"Ini Mesir, Abla." Frasa paling terkenal dalam sejarah perfilman Mesir muncul di akhir film "The Ascent of the Abyss". Film ini menceritakan kisah "mata-mata paling terkenal" dalam sejarah Intelijen Umum Mesir, "Heba Selim".
Heba Abdel Rahman Salim Amer, gadis bangsawan manja yang tinggal di distrik Mohandessin.

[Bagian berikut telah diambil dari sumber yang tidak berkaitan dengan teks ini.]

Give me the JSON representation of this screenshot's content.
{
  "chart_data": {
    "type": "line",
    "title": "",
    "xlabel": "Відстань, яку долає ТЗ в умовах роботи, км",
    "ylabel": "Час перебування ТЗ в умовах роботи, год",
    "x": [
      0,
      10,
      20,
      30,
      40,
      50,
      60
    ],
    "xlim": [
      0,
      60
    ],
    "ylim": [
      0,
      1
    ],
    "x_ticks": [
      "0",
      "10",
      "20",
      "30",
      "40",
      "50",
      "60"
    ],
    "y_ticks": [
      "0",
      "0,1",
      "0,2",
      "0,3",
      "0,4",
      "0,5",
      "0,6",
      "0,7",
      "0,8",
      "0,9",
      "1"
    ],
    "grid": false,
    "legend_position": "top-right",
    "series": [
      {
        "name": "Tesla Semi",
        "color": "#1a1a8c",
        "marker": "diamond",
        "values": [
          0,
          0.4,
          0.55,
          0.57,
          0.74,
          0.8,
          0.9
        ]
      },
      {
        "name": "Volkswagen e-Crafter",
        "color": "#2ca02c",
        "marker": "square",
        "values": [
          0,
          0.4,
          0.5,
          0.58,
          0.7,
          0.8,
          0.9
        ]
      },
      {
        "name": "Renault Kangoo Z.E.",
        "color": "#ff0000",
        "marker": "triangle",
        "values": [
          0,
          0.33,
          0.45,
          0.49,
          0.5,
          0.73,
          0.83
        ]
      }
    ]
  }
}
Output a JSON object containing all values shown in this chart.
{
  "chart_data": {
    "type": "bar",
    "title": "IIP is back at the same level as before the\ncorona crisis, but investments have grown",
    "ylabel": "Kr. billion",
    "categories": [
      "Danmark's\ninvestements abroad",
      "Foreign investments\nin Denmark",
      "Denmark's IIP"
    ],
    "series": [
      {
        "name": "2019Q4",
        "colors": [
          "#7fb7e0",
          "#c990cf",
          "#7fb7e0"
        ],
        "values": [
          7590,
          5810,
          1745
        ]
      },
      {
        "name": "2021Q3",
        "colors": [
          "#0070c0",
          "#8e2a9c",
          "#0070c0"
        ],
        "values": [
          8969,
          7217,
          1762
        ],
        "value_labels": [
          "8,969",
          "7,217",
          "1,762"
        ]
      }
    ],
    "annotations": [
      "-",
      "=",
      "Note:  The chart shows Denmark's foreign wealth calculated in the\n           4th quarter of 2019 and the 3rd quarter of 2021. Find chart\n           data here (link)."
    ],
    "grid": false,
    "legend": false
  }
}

Ia tidak punya pekerjaan lain selain klub dan membicarakan mode serta pesta malam. Ia lulus SMA dan ayahnya, Wakil Menteri Pendidikan, mengirimnya untuk belajar di Prancis, di mana ia "jatuh ke jurang".

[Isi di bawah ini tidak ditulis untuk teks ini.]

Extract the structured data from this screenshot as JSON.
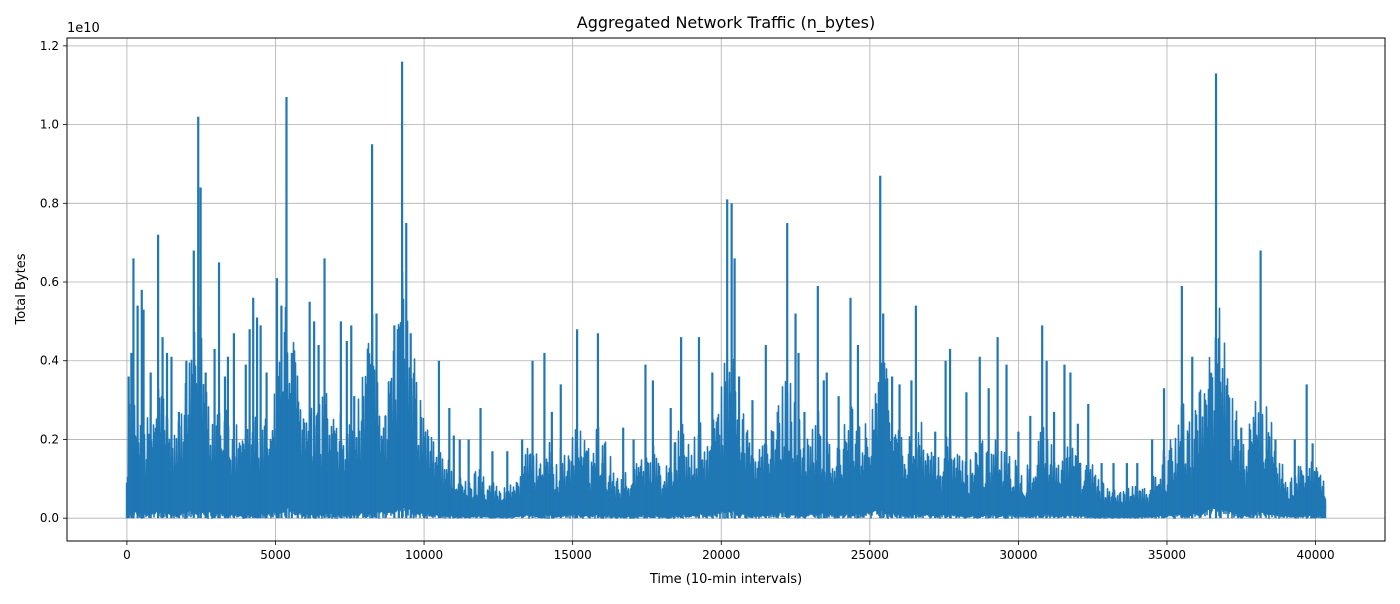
{
  "chart_data": {
    "type": "line",
    "title": "Aggregated Network Traffic (n_bytes)",
    "xlabel": "Time (10-min intervals)",
    "ylabel": "Total Bytes",
    "y_offset_label": "1e10",
    "y_scale_factor": 10000000000,
    "xlim": [
      -2016,
      42336
    ],
    "ylim": [
      -0.058,
      1.22
    ],
    "x_ticks": [
      0,
      5000,
      10000,
      15000,
      20000,
      25000,
      30000,
      35000,
      40000
    ],
    "x_tick_labels": [
      "0",
      "5000",
      "10000",
      "15000",
      "20000",
      "25000",
      "30000",
      "35000",
      "40000"
    ],
    "y_ticks": [
      0.0,
      0.2,
      0.4,
      0.6,
      0.8,
      1.0,
      1.2
    ],
    "y_tick_labels": [
      "0.0",
      "0.2",
      "0.4",
      "0.6",
      "0.8",
      "1.0",
      "1.2"
    ],
    "grid": true,
    "line_color": "#1f77b4",
    "series": [
      {
        "name": "",
        "x_range": [
          0,
          40320
        ],
        "baseline_max": 0.08,
        "floor": 0.0,
        "peaks": [
          {
            "x": 0,
            "y": 0.09
          },
          {
            "x": 60,
            "y": 0.36
          },
          {
            "x": 150,
            "y": 0.42
          },
          {
            "x": 220,
            "y": 0.66
          },
          {
            "x": 360,
            "y": 0.54
          },
          {
            "x": 500,
            "y": 0.58
          },
          {
            "x": 560,
            "y": 0.53
          },
          {
            "x": 800,
            "y": 0.37
          },
          {
            "x": 1050,
            "y": 0.72
          },
          {
            "x": 1200,
            "y": 0.46
          },
          {
            "x": 1350,
            "y": 0.42
          },
          {
            "x": 1500,
            "y": 0.41
          },
          {
            "x": 1750,
            "y": 0.27
          },
          {
            "x": 2000,
            "y": 0.4
          },
          {
            "x": 2250,
            "y": 0.68
          },
          {
            "x": 2400,
            "y": 1.02
          },
          {
            "x": 2480,
            "y": 0.84
          },
          {
            "x": 2650,
            "y": 0.37
          },
          {
            "x": 2950,
            "y": 0.43
          },
          {
            "x": 3100,
            "y": 0.65
          },
          {
            "x": 3300,
            "y": 0.36
          },
          {
            "x": 3400,
            "y": 0.41
          },
          {
            "x": 3600,
            "y": 0.47
          },
          {
            "x": 4000,
            "y": 0.39
          },
          {
            "x": 4130,
            "y": 0.48
          },
          {
            "x": 4250,
            "y": 0.56
          },
          {
            "x": 4380,
            "y": 0.51
          },
          {
            "x": 4500,
            "y": 0.49
          },
          {
            "x": 4700,
            "y": 0.37
          },
          {
            "x": 5050,
            "y": 0.61
          },
          {
            "x": 5200,
            "y": 0.54
          },
          {
            "x": 5370,
            "y": 1.07
          },
          {
            "x": 5550,
            "y": 0.42
          },
          {
            "x": 5750,
            "y": 0.27
          },
          {
            "x": 6150,
            "y": 0.55
          },
          {
            "x": 6300,
            "y": 0.5
          },
          {
            "x": 6450,
            "y": 0.44
          },
          {
            "x": 6650,
            "y": 0.66
          },
          {
            "x": 6800,
            "y": 0.16
          },
          {
            "x": 7200,
            "y": 0.5
          },
          {
            "x": 7400,
            "y": 0.45
          },
          {
            "x": 7550,
            "y": 0.49
          },
          {
            "x": 7650,
            "y": 0.31
          },
          {
            "x": 8050,
            "y": 0.34
          },
          {
            "x": 8250,
            "y": 0.95
          },
          {
            "x": 8400,
            "y": 0.52
          },
          {
            "x": 8700,
            "y": 0.26
          },
          {
            "x": 9000,
            "y": 0.49
          },
          {
            "x": 9150,
            "y": 0.33
          },
          {
            "x": 9260,
            "y": 1.16
          },
          {
            "x": 9400,
            "y": 0.75
          },
          {
            "x": 9550,
            "y": 0.47
          },
          {
            "x": 9650,
            "y": 0.31
          },
          {
            "x": 10000,
            "y": 0.19
          },
          {
            "x": 10500,
            "y": 0.4
          },
          {
            "x": 10850,
            "y": 0.28
          },
          {
            "x": 11000,
            "y": 0.21
          },
          {
            "x": 11200,
            "y": 0.2
          },
          {
            "x": 11500,
            "y": 0.2
          },
          {
            "x": 11900,
            "y": 0.28
          },
          {
            "x": 12300,
            "y": 0.17
          },
          {
            "x": 12800,
            "y": 0.17
          },
          {
            "x": 13300,
            "y": 0.2
          },
          {
            "x": 13650,
            "y": 0.4
          },
          {
            "x": 14050,
            "y": 0.42
          },
          {
            "x": 14300,
            "y": 0.27
          },
          {
            "x": 14600,
            "y": 0.34
          },
          {
            "x": 15150,
            "y": 0.48
          },
          {
            "x": 15850,
            "y": 0.47
          },
          {
            "x": 16000,
            "y": 0.14
          },
          {
            "x": 16700,
            "y": 0.23
          },
          {
            "x": 17050,
            "y": 0.2
          },
          {
            "x": 17450,
            "y": 0.39
          },
          {
            "x": 17700,
            "y": 0.35
          },
          {
            "x": 18300,
            "y": 0.28
          },
          {
            "x": 18650,
            "y": 0.46
          },
          {
            "x": 19250,
            "y": 0.46
          },
          {
            "x": 19700,
            "y": 0.37
          },
          {
            "x": 20200,
            "y": 0.81
          },
          {
            "x": 20350,
            "y": 0.8
          },
          {
            "x": 20450,
            "y": 0.66
          },
          {
            "x": 20600,
            "y": 0.36
          },
          {
            "x": 21050,
            "y": 0.3
          },
          {
            "x": 21500,
            "y": 0.44
          },
          {
            "x": 21900,
            "y": 0.27
          },
          {
            "x": 22220,
            "y": 0.75
          },
          {
            "x": 22500,
            "y": 0.52
          },
          {
            "x": 22600,
            "y": 0.42
          },
          {
            "x": 22800,
            "y": 0.27
          },
          {
            "x": 23250,
            "y": 0.59
          },
          {
            "x": 23450,
            "y": 0.35
          },
          {
            "x": 23550,
            "y": 0.37
          },
          {
            "x": 23950,
            "y": 0.31
          },
          {
            "x": 24350,
            "y": 0.56
          },
          {
            "x": 24600,
            "y": 0.44
          },
          {
            "x": 25350,
            "y": 0.87
          },
          {
            "x": 25450,
            "y": 0.52
          },
          {
            "x": 25750,
            "y": 0.36
          },
          {
            "x": 26000,
            "y": 0.34
          },
          {
            "x": 26400,
            "y": 0.35
          },
          {
            "x": 26550,
            "y": 0.54
          },
          {
            "x": 27200,
            "y": 0.22
          },
          {
            "x": 27550,
            "y": 0.4
          },
          {
            "x": 27700,
            "y": 0.43
          },
          {
            "x": 28250,
            "y": 0.32
          },
          {
            "x": 28700,
            "y": 0.41
          },
          {
            "x": 29000,
            "y": 0.33
          },
          {
            "x": 29300,
            "y": 0.46
          },
          {
            "x": 29600,
            "y": 0.39
          },
          {
            "x": 30000,
            "y": 0.22
          },
          {
            "x": 30400,
            "y": 0.26
          },
          {
            "x": 30800,
            "y": 0.49
          },
          {
            "x": 30950,
            "y": 0.4
          },
          {
            "x": 31200,
            "y": 0.27
          },
          {
            "x": 31550,
            "y": 0.39
          },
          {
            "x": 31750,
            "y": 0.37
          },
          {
            "x": 32000,
            "y": 0.24
          },
          {
            "x": 32350,
            "y": 0.29
          },
          {
            "x": 32800,
            "y": 0.14
          },
          {
            "x": 33200,
            "y": 0.14
          },
          {
            "x": 33650,
            "y": 0.14
          },
          {
            "x": 34000,
            "y": 0.14
          },
          {
            "x": 34500,
            "y": 0.2
          },
          {
            "x": 34900,
            "y": 0.33
          },
          {
            "x": 35500,
            "y": 0.59
          },
          {
            "x": 35850,
            "y": 0.41
          },
          {
            "x": 36100,
            "y": 0.32
          },
          {
            "x": 36450,
            "y": 0.25
          },
          {
            "x": 36650,
            "y": 1.13
          },
          {
            "x": 36800,
            "y": 0.32
          },
          {
            "x": 37400,
            "y": 0.2
          },
          {
            "x": 37500,
            "y": 0.23
          },
          {
            "x": 37900,
            "y": 0.1
          },
          {
            "x": 38150,
            "y": 0.68
          },
          {
            "x": 38650,
            "y": 0.2
          },
          {
            "x": 39300,
            "y": 0.2
          },
          {
            "x": 39700,
            "y": 0.34
          },
          {
            "x": 39900,
            "y": 0.19
          },
          {
            "x": 40200,
            "y": 0.07
          },
          {
            "x": 40320,
            "y": 0.05
          }
        ]
      }
    ]
  }
}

Di dalam kampus, Heba bertemu dengan seorang gadis Israel keturunan Polandia, yang meyakinkannya bahwa apa yang dilakukan Israel hanyalah "mengamankan masa depannya dan bahwa orang-orang Arab tidak menginginkan perdamaian." Gadis itu berhasil "mencuci otak" Heba, dan ia dibantu oleh seorang "profesor universitas Prancis" yang meyakinkan Heba untuk melanjutkan studinya di Prancis. Inilah awal perekrutannya ke Mossad.
Sementara itu, Heba Selim menjalani hidupnya sepenuhnya di Paris. Ia diperkenalkan dengan alkohol dan rokok, serta merasakan kehidupan Eropa secara detail. Ia sangat senang ketika petugas Mossad menawarinya kunjungan ke Israel. Ia tak percaya kunjungan itu "sepenting itu." Ia menggambarkan perjalanan itu dengan mengatakan, "Dua pesawat tempur mengawal pesawat saya sebagai pengawal kehormatan dan memberi hormat untuk saya." Ini adalah prosedur kehormatan yang hanya diberikan kepada kepala negara yang berkunjung. Bahkan sampai pada titik bertemu dengan "Bibi" atau "Golda Meir."
Heba menyusun rencana untuk merekrut Perwira Farouk El-Faqih, yang terobsesi dengannya, ke dalam koridor klub. Ia setuju untuk melamarnya saat liburan pertamanya ke Mesir, dan di bawah pengaruhnya, Farouk menceritakan rahasia-rahasia tugas militernya dan lokasi rudal antipesawat, yang melumpuhkan serangan udara selama masa perang.
Heba tak tanggung-tanggung, mengirimkan informasi terkini melalui radio. Para komandan zona rudal menyadari bahwa serangan dan operasi penghancuran Israel dilakukan dengan "presisi ekstrem" bahkan sebelum "pangkalan rudal beton mengering." Mereka mulai memperhatikan "Petugas Farouk Al-Faqih," dan dari sana, "perburuan mata-mata elang" dimulai.
Farouk ditangkap dan direkrut oleh intelijen Mesir sebagai agen ganda setelah pengadilan militer dan hukuman mati, tetapi rencananya dimodifikasi untuk menggunakannya untuk menangkap jaringan mata-mata.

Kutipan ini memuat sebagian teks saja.